Clarity - Justification: I found the paper to be very well written and easily accessible.

Significance - Justification: The idea to use lower bounds to save distance computations is not new (the same idea is used in the Yinyang implementation, for instance). However, the idea to use Hölder's inequality seems to be new (at least in this area). The same goes for the idea to improve the bound by grouping the coordinates of the points in blocks.   The paper is not a major breakthrough, but I feel that it's method could be adopted by the community if further experiments prove its worth. It does not open up a new area for research but rather incrementally modifies existing work. The paper shows a solid knowledge on related work on speeding up Lloyd's algorithm.

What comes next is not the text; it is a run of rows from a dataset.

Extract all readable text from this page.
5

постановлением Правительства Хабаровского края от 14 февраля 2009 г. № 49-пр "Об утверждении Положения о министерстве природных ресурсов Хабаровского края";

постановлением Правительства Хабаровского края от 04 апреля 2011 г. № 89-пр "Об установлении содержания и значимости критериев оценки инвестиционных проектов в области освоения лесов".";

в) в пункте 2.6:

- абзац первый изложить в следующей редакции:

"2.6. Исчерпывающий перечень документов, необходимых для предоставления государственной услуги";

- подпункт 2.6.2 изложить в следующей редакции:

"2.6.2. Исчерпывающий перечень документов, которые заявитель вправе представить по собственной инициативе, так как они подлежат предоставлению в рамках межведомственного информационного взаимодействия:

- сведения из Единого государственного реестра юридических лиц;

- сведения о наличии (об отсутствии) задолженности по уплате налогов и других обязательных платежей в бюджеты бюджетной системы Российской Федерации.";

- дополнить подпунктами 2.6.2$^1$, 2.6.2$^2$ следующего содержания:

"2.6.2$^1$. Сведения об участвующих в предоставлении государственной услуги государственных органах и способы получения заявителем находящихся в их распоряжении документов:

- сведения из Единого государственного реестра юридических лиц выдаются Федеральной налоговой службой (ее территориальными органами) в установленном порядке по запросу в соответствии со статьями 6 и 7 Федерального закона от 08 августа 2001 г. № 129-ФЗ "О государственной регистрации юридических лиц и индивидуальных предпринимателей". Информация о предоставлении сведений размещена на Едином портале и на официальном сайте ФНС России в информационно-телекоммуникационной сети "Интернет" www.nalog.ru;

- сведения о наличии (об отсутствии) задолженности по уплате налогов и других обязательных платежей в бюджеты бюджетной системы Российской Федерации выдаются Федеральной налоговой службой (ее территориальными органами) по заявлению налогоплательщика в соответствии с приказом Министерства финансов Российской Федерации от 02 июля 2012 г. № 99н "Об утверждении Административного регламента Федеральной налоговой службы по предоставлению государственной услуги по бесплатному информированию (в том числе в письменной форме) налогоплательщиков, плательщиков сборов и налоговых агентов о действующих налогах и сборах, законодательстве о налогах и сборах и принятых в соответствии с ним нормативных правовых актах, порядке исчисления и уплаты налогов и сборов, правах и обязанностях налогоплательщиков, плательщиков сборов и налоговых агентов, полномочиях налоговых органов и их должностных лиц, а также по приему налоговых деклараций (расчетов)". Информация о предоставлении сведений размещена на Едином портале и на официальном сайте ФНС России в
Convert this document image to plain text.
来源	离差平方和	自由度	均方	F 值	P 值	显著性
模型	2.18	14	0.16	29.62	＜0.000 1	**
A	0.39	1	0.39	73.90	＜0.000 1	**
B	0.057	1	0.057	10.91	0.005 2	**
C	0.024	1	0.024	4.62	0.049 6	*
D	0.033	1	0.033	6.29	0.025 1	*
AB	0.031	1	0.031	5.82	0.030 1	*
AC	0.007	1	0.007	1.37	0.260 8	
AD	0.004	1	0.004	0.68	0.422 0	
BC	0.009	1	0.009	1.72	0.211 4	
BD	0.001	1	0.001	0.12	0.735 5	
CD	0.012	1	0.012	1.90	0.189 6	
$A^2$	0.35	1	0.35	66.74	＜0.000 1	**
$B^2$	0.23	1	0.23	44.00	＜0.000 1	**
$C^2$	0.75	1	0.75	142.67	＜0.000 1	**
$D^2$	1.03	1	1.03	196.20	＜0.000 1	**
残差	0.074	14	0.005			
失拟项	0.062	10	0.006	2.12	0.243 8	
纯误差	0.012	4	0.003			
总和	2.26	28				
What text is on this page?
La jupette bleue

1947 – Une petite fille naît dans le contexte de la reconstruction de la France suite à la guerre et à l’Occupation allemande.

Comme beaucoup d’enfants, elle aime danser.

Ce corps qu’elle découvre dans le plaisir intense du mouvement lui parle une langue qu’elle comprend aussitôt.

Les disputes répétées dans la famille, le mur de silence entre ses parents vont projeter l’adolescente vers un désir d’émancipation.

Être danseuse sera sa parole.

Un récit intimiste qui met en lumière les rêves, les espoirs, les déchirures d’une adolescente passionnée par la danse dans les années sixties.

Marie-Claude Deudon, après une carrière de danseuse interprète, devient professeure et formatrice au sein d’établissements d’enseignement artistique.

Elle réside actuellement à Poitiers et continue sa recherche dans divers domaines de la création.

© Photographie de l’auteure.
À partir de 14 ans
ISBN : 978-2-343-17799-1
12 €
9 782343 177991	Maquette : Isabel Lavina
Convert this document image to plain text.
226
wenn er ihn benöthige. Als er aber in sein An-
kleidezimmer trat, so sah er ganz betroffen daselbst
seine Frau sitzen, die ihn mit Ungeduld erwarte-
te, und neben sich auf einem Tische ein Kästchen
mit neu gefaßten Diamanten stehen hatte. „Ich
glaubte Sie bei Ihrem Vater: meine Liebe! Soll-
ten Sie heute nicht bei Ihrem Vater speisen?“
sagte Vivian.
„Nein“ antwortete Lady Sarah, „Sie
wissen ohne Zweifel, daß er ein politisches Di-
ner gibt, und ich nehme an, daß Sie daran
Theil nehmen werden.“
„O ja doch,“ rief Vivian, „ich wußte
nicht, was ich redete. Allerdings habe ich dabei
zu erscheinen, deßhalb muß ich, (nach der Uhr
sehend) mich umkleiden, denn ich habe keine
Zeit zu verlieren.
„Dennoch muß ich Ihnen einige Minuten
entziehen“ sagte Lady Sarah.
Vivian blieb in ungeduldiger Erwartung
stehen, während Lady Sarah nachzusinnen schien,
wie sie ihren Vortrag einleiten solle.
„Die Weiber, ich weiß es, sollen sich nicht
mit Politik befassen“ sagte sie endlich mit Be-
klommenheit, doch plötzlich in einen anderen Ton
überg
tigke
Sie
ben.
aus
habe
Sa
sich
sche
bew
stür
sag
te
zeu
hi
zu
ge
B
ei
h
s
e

Detailed comments. (Explain the basis for your ratings while providing constructive feedback.): While the theoretical part of the paper is sound, I would have liked a more verbose experimental section to convince me of the usefulness of the method. Here are some questions that could have been addressed:  - What is the influence of the choice of the initial centers on the outcome of the experiment? Are all algorithms initialized with the same set of centers? If the choice of initial centers is random, how large is the variance in the speed-up? - What is the influence of the dimension of the points on the speedup? - What about a comparison to the original Lloyd implementation and to Elkan's variant?  Other comments: - Is Proposition 3.1 new/original? Maybe state a reference.

=====